L’ultima mossa di Assad
La notizia è passata quasi in sordina, tra le dichiarazioni di Anders Fogh Rasmussen sul non coivolgimento della Nato in Siria e le pressioni francesi sulla Russia per un nuovo voto al Consiglio di sicurezza dell’Onu. Eppure ieri i media statali siriani hanno diffuso un comunicato di grande importanza. Il 26 febbraio prossimo si terrà un referendum popolare sulla nuova Costituzione siriana e, dopo tre mesi, si terranno elezioni legislative sulla base del multipartitismo. Comunicato che, di fatto, annuncia la fine del dominio assoluto del partito Baath, che dura dal 1963.
Forse persuaso dall’alleato ministro degli esteri russo Serghiei Lavrov, in visita la scorsa settimana a Damasco, il presidente Bashar Assad gioca la carta del consenso popolare. Pensa, evidentemente, che un «sì» massiccio alla nuova Costituzione metterebbe all’angolo l’opposizione più intransigente, il Consiglio nazionale siriano (Cns), e i suoi sponsor nel mondo arabo e in Occidente. Sempreché il referendum del 26 febbraio e le successive elezioni siano regolari, credibili e il regime non organizzi un voto fasullo.
Per fugare ogni dubbio, Assad dovrebbe permettere il monitoraggio indipendente del referendum e l’ingresso nel paese di osservatori elettorali internazionali. Deve dare il segno inequivocabile di una volontà di cambiamento, per spiazzare chi sta facendo di tutto per ottenere, presto o tardi, un intervento militare «stile Libia», mascherato da quei corridoi umanitari – da «aprire» all’interno del territorio siriano – che invoca la Francia di Sarkozy.
Secondo quanto si è appreso ieri, la nuova Costituzione sancisce che «il potere esecutivo spetta al Presidente della repubblica e al Consiglio dei ministri» e «la libertà è un diritto riconosciuto dallo Stato ai cittadini» e che «tutti gli attacchi alle libertà personali o alla sacralità della vita o alle libertà sancite dalla Costituzione rappresentano un crimine punito dalla legge». Nel testo si precisa che «la religione del presidente della Republica è l’Islam e il diritto musulmano è la fonte principale della legge» (una evidente concessione agli islamisti). Più di tutto si afferma che «il sistema politico è pluralista e si basa sul sistema democratico di elezione dei partiti e dei raggruppamenti che partecipano alla vita politica», che «il potere legislativo è rappresentato dal parlamento, eletto ogni 4 anni» e che il presidente non può ottenere più di due mandati, ciascuno di sette anni. Un bel salto rispetto alla Costituzione adottata dal Parlamento il 31 gennaio 1973 che all’articolo 8 sancisce che «il partito Baath (al potere dal 1963) dirige lo Stato e la società ».
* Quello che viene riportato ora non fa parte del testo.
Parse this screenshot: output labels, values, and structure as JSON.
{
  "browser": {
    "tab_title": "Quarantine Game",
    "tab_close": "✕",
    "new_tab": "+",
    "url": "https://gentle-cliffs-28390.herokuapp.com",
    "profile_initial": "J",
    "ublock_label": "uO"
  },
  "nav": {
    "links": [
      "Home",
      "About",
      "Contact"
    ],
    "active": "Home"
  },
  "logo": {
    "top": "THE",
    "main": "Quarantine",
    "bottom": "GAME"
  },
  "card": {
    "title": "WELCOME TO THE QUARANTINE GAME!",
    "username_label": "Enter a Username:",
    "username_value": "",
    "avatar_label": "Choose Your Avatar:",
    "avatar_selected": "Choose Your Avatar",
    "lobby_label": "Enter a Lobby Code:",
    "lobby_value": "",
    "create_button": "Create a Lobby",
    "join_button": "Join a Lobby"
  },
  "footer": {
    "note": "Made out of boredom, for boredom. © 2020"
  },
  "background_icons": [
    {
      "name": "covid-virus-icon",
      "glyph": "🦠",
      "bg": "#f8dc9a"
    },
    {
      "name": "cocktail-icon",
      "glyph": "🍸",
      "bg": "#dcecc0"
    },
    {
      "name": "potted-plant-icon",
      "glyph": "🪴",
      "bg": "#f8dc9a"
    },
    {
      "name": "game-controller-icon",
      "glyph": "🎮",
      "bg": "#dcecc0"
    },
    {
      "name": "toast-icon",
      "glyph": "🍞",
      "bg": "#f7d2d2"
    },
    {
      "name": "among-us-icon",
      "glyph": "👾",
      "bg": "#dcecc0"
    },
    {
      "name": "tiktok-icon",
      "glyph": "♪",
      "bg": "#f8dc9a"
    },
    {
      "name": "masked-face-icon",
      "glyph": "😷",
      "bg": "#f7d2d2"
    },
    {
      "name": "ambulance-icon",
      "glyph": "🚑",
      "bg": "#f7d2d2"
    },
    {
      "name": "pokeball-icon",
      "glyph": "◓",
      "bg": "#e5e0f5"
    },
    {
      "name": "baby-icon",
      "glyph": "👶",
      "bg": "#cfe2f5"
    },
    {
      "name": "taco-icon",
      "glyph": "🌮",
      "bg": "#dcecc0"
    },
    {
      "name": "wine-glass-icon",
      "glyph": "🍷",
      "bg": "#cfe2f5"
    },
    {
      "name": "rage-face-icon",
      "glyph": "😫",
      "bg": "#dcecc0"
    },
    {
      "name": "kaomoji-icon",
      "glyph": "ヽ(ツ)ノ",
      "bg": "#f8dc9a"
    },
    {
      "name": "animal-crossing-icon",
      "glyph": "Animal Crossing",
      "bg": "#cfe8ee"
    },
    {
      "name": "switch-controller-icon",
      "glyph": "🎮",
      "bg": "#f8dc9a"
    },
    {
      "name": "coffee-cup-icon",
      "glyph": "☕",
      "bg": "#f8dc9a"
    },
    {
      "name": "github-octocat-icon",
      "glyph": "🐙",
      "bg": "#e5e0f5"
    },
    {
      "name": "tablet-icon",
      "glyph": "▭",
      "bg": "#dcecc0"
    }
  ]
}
Quale impatto avrà questa mossa di Damasco, non è facile quantificarlo in queste ore. Secondo il ministero degli esteri russo Lavrov, «la nuova Costituzione e la fine del dominio del partito unico sono un passo in avanti». Per Paul Salem, del «Carnegie Middle East Centre», è importante che Assad abbia annunciato riforme concrete, «ma è arduo credere alla fattibilità di un referendum sulla Costituzione mentre il governo combatte una parte dei suoi cittadini». L’annuncio di ieri sarebbe giunto «troppo tardi» per l’analista Mouin Rabbani. «Sei mesi fa avrebbe avuto un altro significato, oggi con i carri armati nelle strade, i combattimenti e bombardamenti ad Homs e Hama che provocano morti e feriti tra i civili, dubito che il referendum riesca ad avviare un processo politico vero e ad aprire il dialogo con le opposizioni». Fino a ieri sera l’opposizione siriana non aveva commentato la notizia. Washington invece ha prontamente bocciato l’annuncio del referendum, definendolo «risibile».
Andrà tenuto conto anche delle pressioni di varie parti regionali che vogliono la resa dei conti in Siria e sono pronte – anzi già lo fanno – a sostenere con rifornimenti di armi i disertori dell’esercito siriano. La monarchia saudita che vieta la costituzione di partiti politici e nega diritti fondamentali ai suoi sudditi, farà votare oggi all’Assemblea generale delle Nazioni unite una sua proposta di risoluzione che intima a Damasco di andare verso un sistema democratico e multipartitito. È solo uno dei paradossi di questa crisi siriana.